A new study from the Annals of Internal Medicine found that sitting hikes your chances of developing a disease or a condition that will lead to early death, even if you exercise. Another study revealed that adults who spend more than four hours a day sitting in front of a computer or TV have a nearly 50 percent increased risk of death from any cause, and a whopping 125 percent increased risk of cardiovascular disease-related events, including chest pain or heart attack,, compared to adults who less than two hours a day.

Prolonged sitting is linked to an increased risk of everything from type 2 diabetes to heart disease. While sitting, you don’t burn many calories, your muscles get weak and you tend to eat more; says Dr. JoAnn Manson, chief of preventive medicine at Harvard-affiliated Brigham and Women’s Hospital. “When people are sitting, what are they doing? They’re often watching TV and snacking,” Dr. Manson explained in a recent Harvard Health Publications story.

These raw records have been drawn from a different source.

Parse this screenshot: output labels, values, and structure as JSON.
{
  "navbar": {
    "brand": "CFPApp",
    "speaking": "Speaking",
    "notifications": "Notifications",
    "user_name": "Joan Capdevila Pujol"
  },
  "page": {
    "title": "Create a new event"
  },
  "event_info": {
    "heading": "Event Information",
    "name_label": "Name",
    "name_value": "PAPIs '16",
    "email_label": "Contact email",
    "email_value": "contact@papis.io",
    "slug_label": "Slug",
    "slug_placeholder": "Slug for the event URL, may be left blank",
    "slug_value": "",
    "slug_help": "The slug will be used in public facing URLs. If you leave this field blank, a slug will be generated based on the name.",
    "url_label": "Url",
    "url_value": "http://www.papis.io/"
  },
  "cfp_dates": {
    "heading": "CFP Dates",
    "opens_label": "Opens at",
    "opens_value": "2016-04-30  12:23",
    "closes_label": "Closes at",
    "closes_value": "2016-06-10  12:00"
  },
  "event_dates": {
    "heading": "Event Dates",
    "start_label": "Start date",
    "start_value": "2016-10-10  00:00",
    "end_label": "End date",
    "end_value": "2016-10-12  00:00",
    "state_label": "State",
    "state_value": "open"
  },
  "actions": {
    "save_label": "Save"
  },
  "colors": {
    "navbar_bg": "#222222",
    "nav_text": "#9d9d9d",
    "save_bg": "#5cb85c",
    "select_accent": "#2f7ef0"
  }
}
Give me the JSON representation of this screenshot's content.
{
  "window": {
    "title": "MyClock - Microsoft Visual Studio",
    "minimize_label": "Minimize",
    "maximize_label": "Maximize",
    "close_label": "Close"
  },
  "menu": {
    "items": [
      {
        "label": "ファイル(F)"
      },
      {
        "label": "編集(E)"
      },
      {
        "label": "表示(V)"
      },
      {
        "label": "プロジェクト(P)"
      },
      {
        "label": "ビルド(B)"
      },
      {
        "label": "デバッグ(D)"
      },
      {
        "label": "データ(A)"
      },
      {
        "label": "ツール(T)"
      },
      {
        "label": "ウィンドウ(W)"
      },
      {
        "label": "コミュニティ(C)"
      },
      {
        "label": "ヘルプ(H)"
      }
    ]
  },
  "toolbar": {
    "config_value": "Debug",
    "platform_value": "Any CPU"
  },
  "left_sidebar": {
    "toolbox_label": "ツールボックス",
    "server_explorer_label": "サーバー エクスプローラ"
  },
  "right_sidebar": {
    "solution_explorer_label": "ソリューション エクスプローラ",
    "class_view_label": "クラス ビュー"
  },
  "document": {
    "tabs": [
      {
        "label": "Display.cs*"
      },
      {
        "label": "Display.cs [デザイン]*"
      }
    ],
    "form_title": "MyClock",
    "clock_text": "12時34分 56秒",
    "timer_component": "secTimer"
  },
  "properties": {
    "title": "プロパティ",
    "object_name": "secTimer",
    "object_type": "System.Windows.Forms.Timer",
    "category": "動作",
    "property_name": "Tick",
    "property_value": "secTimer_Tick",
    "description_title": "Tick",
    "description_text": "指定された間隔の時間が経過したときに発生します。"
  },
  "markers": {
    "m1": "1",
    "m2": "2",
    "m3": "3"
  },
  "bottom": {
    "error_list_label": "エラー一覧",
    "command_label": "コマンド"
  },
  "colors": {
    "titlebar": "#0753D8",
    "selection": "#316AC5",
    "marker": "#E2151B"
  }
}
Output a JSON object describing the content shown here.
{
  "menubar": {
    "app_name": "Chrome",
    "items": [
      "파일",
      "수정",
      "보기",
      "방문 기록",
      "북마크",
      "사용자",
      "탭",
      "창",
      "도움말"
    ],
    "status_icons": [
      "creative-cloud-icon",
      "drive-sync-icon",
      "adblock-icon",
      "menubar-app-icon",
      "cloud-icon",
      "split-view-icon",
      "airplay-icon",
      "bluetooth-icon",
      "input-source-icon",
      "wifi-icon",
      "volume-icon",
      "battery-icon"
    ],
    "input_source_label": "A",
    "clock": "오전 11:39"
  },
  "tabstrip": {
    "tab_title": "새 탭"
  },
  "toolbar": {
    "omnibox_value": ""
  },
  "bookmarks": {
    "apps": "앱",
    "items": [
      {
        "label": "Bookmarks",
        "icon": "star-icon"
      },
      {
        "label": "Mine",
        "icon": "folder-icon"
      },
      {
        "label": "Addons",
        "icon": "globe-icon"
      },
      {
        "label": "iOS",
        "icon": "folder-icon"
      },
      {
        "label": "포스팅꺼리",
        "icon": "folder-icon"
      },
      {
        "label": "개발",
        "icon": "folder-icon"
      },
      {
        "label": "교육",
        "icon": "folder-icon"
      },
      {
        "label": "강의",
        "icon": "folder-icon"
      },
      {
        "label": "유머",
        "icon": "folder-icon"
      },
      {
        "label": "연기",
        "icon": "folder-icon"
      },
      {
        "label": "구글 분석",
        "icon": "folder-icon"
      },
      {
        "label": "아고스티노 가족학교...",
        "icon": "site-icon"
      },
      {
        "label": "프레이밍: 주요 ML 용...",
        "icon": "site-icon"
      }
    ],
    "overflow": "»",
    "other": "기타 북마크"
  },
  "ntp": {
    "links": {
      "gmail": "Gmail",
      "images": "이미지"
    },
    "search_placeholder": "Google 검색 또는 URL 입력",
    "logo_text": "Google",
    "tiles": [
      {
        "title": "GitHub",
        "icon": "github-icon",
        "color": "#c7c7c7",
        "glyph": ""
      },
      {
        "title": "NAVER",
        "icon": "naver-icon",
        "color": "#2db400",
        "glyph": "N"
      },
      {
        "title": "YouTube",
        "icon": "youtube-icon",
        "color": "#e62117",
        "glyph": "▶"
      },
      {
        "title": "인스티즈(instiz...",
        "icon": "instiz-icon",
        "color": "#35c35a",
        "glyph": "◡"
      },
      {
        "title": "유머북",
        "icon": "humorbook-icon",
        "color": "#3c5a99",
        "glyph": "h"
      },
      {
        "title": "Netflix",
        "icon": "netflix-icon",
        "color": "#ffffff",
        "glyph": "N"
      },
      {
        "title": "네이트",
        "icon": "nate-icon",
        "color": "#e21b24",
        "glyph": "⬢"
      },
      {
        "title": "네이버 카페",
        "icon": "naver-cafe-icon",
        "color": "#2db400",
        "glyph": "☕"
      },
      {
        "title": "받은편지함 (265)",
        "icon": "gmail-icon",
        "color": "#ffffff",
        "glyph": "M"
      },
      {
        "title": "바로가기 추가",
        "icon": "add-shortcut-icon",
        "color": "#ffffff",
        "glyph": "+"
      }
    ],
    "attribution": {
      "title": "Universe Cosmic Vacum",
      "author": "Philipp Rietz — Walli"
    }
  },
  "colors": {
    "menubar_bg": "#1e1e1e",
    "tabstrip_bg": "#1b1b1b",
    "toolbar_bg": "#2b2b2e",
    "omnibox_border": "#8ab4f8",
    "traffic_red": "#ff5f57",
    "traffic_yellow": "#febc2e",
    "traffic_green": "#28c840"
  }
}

With a society built around a forty-hour work week, and many jobs requiring a computer, what’s a person to do? Here are a few sit less/live longer strategies:

Try a standing desk

If you work at a desk all day, try switching to a standing desk. The platform raises and lowers so you can sit part of the day and stand during other times. If your physical therapist or doctor writes you a prescription, your human resources department might even pay for it.

Set an alarm

Program your phone to buzz every 30 to 60 minute and use that as a reminder to get up and move around. You could take a lap around the office, walk to the water fountain to refill your bottle or simply stand up and stretch.

Walk instead of email when possible

If the recipient is in the same building, walk over and deliver your message in person instead of emailing.

Use a small water cup or bottle

This tip comes from; with a small cup, you’ll need to get up more frequently for refills of water, tea or kefir.

Lobby for a standing or walking meeting

Get your colleagues on board and schedule your next meeting upright.